How to approach business transformation
Customers often ask us how to transform—they may know what they want to transform, but they may not know a model of operating in a modern capacity in the cloud. There are two very real-world scenarios that tend to apply to the vast majority of our customers’ concerns. One of them may be trying to solve that operational piece, while the other may be looking at automation. How do you automate environments or how do you free up time to innovate and do things differently?
Both of these scenarios dovetail into the struggle of having legacy systems and modern systems and not knowing how to operate differently. Instead, oftentimes customers are operating like it’s 1970 but with a mix of new and old systems. The struggle is understanding how to operate differently considering the diversity in their portfolio, and the solution is a business modernization framework and building an operating model that works for new microservice architectures as well as the old monolithic domains, and showing a path how to move from one to the other.
Obviously, we’ve had conversations take different angles with customers in different industries. For example, security, threat and vulnerability detection are emphasized in high-tech companies who don’t want to be exposed—there’s a lot of hyperfocus on secure workloads in the cloud and validating those workloads, which requires a well-architected capability.
How to embrace change to prepare for future innovation
There are a few things that are really essential for an organization to be ready to move forward in terms of business modernization or cloud modernization. As mentioned in Andy Jassy’s keynote at AWS re:Invent 2019 , you need to have leadership commitment from the top down. But just as importantly—the organization has to embrace change and own it in a literal way. You have to be part of that change. And while getting lock-step with a partner is critical, being involved in the partnership and learning along the way is also necessary. There’s a huge opportunity for organizations to evolve and learn from their partners and be part of that transformation so that when they’re through it, there’s not a large exchange of information and knowledge—it’s a subtle transition that stems from self-sufficiency and natural growth.
Organizations need to commit teams of people that are willing to learn and apply new things because their jobs will specialize and change. For example, an IT infrastructure director’s team may have to learn some command line interface work that isn’t just graphical user interface (GUI)-based. And if they can wrap their head around doing command line interface work, they’ll be ready to change and adopt new capabilities to be world-class and close the gap.
How to face and overcome inertia
Start small but fast. Many organizations seem to find an idea and prove it out one way or another, leveraging a use case mentality. It’s been very effective with our customers in the past few years to prove a single concept and open additional opportunities as a result of organizational change. Of course, it takes several months to plan a transformation of scale, but it can simply take days, even hours, to build a proof of concept and begin innovating in discreet, small ways.
How to leave legacy systems behind
Two words: database freedom. There’s a strong need in the market to liberate our customers from legacy agreements as it relates to licenses and services. We have a robust and growing partnership with AWS, and a deep understanding going to market and initiating database freedom that’s intended to provide new capabilities, unlock potential and save money for organizations.

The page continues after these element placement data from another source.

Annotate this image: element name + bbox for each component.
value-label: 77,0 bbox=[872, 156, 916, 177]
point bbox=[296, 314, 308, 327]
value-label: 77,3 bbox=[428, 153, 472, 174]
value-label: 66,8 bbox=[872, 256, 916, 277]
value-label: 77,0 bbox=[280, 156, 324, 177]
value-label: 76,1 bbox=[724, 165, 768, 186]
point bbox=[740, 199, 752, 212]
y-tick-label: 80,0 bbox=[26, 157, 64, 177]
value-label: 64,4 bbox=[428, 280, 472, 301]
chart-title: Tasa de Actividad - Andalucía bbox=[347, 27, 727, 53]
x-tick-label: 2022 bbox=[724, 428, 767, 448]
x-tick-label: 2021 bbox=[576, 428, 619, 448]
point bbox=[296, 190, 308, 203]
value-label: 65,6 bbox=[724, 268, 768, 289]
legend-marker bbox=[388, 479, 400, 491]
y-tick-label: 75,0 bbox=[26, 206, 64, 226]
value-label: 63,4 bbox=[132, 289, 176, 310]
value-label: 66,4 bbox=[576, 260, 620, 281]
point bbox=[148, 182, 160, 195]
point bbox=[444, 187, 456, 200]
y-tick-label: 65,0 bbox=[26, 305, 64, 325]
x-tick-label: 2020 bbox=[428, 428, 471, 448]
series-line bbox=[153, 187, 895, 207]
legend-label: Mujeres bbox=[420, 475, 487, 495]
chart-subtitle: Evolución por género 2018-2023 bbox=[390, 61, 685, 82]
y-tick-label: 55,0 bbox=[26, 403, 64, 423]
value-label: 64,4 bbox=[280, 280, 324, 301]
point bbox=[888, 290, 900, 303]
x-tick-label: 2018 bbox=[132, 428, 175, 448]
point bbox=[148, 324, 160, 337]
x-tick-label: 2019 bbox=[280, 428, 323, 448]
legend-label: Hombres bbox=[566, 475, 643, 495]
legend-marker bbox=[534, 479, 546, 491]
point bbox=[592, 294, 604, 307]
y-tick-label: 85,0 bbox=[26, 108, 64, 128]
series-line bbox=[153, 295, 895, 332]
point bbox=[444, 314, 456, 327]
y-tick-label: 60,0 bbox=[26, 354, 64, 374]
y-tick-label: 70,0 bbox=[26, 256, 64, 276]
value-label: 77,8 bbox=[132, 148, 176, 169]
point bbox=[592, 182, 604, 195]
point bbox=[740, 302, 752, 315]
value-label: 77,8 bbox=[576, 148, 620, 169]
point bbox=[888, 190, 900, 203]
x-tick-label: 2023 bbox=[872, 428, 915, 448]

We experience many conversations where customers join feeling concerned and leave with clarity and pragmatism as a result of understanding that transformation is not some big, serial novel that needs to be read and absorbed by an individual. It breaks down to some simple things that can become actionable, broader, deeper and more applicable.
Mike Driscoll has been advising customers on technology transformation for more than 25 years. He started his career at Ernst & Young and transitioned to Slalom Consulting in 2011. After 16+ years at E&Y/Capgemini, and nearly eight years at Slalom, Mike has shifted his focus to building a world-class partnership with AWS as the managing director of cloud enablement for TEKsystems Global Services.